La Santa Inquisición de género
Hasta julio pasado, el Registro Nacional del INE reportaba casi 530 personas sancionadas por violencia política contra las mujeres en razón de género. Es una figura legal necesaria, diseñada para proteger a las mujeres en el ámbito público. Pero hoy sirve en muchos casos para callar voces incómodas. Basta ver dónde se concentran el 61% de las sanciones: Oaxaca (154), Veracruz (55), Tabasco (37), Campeche (32), Chiapas (27) y Puebla (22), todos gobernados por Morena.
Los casos más recientes son reveladores. A una tuitera la sancionaron por escribir que una diputada logró su candidatura gracias a su influyente esposo. Le impusieron una disculpa pública, cursos de género y la inclusión en el registro. En Guerrero, un periodista fue castigado por investigar presuntas irregularidades de la presidenta municipal de Acapulco, Abelina López. Su trabajo fue interpretado como violencia política de género, sin insultos ni lenguaje sexista.
También en Campeche se ha documentado el uso de esta figura contra periodistas críticos del gobierno de Layda Sansores. Varios han sido denunciados y callados tras cuestionar decisiones públicas. La sanción no se basa en un discurso misógino, sino en el efecto político que provocaron sus críticas.
¿Dónde está el problema? En la ley. La definición de violencia política contra las mujeres es tan ambigua que permite sancionar cualquier crítica que una autoridad considere que afectó los derechos de una funcionaria, incluso si no hubo intención de agredirla ni elementos de género. Basta con que la crítica no le haya gustado a la quejosa para que pueda clasificarse como violencia.
Y mientras tanto, la impunidad prevalece en la mayoría de los casos de violencia política general —la que padecen candidatos, activistas, periodistas o funcionarios de cualquier género— que se manifiesta con amenazas, golpes, secuestros o asesinatos.
La ambigüedad legal y la impunidad se combinan. Por un lado, la violencia más grave —la que atenta contra la vida y la integridad— queda impune por ineptitud institucional. Por otro, algunas funcionarias usan la ley como escudo, denunciando como violencia lo que en realidad son críticas legítimas. La impunidad no solo permite la violencia: también legitima la censura, disfrazándola de protección.
No faltan funcionarias que, en lugar de rendir cuentas, optan por judicializar comentarios incómodos. El resultado es que muchos periodistas y ciudadanos ya no opinan sobre mujeres en el poder. Porque ahora hay que preguntarse si al decir la verdad se acabará acusado de violencia de género.
Yo mismo enfrento ese dilema. Tengo dos opciones: criticar y arriesgarme a ser sancionado, o ignorar por completo a las mujeres en el poder. Ambas son inaceptables.

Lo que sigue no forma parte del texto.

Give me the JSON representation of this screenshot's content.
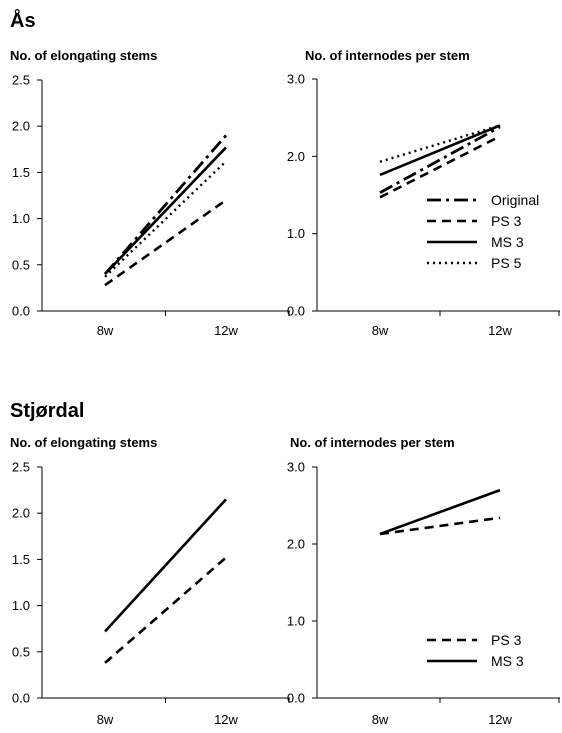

La presidenta Claudia Sheinbaum se ha manifestado muchas veces en contra de la censura, pero muchos en su partido no le hacen caso. En Puebla, se promovió una ley contra el “ciberacoso” para castigar a críticos. En Campeche, Sansores ha llevado a periodistas a tribunales usando esta figura para acallar la crítica.
Se necesita reformar la ley. Porque si criticar a una funcionaria se vuelve delito, no se está defendiendo la igualdad: se está normalizando una forma de totalitarismo disfrazado de feminismo.